Via forensic analysis of potential companies, Taller and his team identify firms whose businesses look attractive based on the notion they either are or can grow faster than the economy and have higher margins than average to generate significant levels of free cash flow.

He said: “Usually they have them because the product or service they offer, in our view, does something better, faster and cheaper for the customer. That's what we're looking for. Many businesses might satisfy those basic criteria and then the question is, can we get a good business at a reasonable price?”

Taller help up the example of Progressive as one of the fund’s bigger holdings. His team first bought the company, a property and casualty insurance company, back in 2013 when it was out of favour. At the time, however, it was about to roll out a usage-based insurance, collecting data from driversm whcih would give it an analytical edge.

“We believe they were almost a solid decade ahead of most of the industry,” Taller said. “They were about to use that as a criteria for risk, risk adjusting and insurance, whereas most of the industry would still be using credit data, which Progressive pioneered many years ago.

“We thought that it would give them an advantage like a poker player sitting at the table being able to see the other players’ hands.
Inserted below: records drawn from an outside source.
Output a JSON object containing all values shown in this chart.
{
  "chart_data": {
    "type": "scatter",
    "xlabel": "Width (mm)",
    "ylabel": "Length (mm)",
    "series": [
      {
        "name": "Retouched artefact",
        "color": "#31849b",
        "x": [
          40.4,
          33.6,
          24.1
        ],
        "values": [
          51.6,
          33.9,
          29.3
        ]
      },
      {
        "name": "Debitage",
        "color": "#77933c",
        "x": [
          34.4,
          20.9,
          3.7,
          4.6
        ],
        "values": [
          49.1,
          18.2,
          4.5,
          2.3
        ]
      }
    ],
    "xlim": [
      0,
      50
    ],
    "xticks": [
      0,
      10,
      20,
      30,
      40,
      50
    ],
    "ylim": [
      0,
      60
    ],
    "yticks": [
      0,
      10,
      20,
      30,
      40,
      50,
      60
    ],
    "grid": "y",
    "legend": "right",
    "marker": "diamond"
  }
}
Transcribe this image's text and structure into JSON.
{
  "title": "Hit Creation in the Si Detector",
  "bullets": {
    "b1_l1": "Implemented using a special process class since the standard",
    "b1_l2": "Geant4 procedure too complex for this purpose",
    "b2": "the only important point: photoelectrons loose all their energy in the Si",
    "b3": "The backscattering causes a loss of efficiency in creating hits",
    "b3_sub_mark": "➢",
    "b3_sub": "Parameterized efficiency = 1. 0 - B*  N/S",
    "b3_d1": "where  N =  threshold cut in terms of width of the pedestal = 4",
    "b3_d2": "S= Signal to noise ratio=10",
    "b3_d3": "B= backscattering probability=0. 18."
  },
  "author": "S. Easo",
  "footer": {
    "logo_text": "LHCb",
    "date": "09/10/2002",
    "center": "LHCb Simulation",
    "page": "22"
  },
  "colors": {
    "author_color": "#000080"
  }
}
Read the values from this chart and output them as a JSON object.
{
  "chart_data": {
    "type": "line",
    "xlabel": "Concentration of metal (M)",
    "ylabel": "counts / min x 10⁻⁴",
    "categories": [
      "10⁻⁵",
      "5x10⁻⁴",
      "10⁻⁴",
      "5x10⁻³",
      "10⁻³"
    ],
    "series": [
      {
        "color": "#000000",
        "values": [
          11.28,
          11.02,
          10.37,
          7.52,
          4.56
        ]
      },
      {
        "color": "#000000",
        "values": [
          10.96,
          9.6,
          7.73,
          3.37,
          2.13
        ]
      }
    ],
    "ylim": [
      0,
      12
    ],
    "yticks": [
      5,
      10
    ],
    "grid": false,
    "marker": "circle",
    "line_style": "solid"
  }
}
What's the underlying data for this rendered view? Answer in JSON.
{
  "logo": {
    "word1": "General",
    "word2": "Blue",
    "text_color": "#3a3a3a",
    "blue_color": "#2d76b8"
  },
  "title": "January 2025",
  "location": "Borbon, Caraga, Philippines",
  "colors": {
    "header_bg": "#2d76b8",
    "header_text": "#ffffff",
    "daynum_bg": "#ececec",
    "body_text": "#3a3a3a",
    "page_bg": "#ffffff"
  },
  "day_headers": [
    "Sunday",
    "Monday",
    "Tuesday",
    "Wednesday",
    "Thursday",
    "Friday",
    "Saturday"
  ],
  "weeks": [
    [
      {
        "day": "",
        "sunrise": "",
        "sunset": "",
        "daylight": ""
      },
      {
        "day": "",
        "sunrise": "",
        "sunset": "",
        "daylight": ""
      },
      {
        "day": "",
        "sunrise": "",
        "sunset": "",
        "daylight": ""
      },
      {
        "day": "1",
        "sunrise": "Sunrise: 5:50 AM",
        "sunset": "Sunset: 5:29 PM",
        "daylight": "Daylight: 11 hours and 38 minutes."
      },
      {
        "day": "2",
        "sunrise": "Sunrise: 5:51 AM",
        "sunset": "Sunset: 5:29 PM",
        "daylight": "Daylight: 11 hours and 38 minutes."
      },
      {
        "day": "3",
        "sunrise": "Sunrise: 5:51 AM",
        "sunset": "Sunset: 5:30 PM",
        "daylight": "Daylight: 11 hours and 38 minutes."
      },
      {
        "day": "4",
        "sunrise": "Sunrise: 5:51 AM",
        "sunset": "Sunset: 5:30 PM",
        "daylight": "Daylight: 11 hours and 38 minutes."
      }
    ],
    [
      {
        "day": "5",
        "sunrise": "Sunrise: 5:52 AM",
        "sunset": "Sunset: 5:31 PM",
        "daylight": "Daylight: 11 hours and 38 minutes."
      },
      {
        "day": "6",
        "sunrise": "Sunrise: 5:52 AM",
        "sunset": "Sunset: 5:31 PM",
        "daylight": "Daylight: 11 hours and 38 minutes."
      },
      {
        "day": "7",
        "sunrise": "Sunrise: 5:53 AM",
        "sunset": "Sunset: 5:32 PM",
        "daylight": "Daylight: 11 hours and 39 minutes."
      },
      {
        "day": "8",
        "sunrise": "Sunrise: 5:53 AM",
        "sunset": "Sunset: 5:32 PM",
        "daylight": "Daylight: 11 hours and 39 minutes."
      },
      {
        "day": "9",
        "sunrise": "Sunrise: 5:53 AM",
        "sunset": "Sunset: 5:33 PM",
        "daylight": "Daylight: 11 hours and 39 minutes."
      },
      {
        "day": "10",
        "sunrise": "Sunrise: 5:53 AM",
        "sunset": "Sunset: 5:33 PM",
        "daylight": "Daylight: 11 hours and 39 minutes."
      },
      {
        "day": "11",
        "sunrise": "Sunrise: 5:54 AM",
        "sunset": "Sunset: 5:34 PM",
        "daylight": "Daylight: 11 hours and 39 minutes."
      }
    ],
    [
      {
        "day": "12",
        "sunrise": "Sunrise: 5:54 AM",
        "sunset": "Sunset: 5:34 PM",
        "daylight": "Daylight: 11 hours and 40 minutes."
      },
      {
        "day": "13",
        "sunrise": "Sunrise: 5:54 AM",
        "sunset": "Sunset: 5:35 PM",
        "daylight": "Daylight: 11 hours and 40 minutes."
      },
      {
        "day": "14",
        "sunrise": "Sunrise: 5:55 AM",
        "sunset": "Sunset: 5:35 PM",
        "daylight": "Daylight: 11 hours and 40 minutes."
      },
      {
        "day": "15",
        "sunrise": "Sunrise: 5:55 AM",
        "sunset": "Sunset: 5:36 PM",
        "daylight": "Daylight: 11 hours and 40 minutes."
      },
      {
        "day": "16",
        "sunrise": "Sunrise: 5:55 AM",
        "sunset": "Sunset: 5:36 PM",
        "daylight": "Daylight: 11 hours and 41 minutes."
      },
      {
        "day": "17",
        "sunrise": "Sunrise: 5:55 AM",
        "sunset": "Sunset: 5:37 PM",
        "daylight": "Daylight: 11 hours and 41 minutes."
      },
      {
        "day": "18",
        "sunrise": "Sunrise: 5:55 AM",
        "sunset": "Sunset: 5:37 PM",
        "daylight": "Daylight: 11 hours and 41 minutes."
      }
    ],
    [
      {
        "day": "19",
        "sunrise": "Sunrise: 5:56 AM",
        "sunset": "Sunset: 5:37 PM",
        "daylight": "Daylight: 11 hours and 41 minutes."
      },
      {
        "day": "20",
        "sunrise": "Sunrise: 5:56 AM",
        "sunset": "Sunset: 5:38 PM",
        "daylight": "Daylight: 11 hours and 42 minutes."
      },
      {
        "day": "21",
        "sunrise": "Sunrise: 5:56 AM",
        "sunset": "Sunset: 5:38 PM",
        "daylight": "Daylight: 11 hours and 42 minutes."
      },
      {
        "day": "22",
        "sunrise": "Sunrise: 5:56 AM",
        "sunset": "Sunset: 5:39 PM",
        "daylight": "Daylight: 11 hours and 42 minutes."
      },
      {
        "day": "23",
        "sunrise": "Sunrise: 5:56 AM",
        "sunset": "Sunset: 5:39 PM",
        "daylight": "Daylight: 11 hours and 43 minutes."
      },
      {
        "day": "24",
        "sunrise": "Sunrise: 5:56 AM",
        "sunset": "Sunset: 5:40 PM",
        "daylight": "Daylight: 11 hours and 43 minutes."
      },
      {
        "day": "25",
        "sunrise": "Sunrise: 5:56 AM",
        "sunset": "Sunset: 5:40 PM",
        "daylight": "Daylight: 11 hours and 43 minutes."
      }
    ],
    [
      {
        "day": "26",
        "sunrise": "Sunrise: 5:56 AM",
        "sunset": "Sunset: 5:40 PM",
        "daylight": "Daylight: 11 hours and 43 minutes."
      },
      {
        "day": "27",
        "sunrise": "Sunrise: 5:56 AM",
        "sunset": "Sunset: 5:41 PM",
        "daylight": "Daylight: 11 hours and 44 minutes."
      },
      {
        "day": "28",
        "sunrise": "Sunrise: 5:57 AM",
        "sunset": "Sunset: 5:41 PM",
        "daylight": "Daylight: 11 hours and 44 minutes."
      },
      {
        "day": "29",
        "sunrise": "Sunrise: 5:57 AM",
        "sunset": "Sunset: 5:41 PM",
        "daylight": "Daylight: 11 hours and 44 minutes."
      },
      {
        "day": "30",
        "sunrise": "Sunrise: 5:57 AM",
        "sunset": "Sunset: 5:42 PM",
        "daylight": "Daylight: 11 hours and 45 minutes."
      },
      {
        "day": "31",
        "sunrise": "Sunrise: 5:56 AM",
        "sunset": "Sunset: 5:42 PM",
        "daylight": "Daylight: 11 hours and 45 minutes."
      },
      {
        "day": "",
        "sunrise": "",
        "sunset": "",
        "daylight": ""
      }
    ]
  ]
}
In insurance, that’s massively valuable.”

Growth picked up quickly and in 2018 hit more than 20%. For Taller, this example epitomises the opportunities in the space.

He added: “If you look at the very long term in the US, the small and mid cap category has outperformed – it’s had a great 10, 15, 20 years.  In the sector as a whole, there’s a little more volatility than with large caps. Large caps have dominated the past five years and had higher returns but typically that hasn’t been the case. So, I think there’s probably a snapback at some point in the wings waiting for small-mid caps in the U.S. relative to large caps.

“Mid caps in the US are also fairly sizable companies. They’re not front-page news items, they don’t show up in the headlines. But they are often very big category leaders.”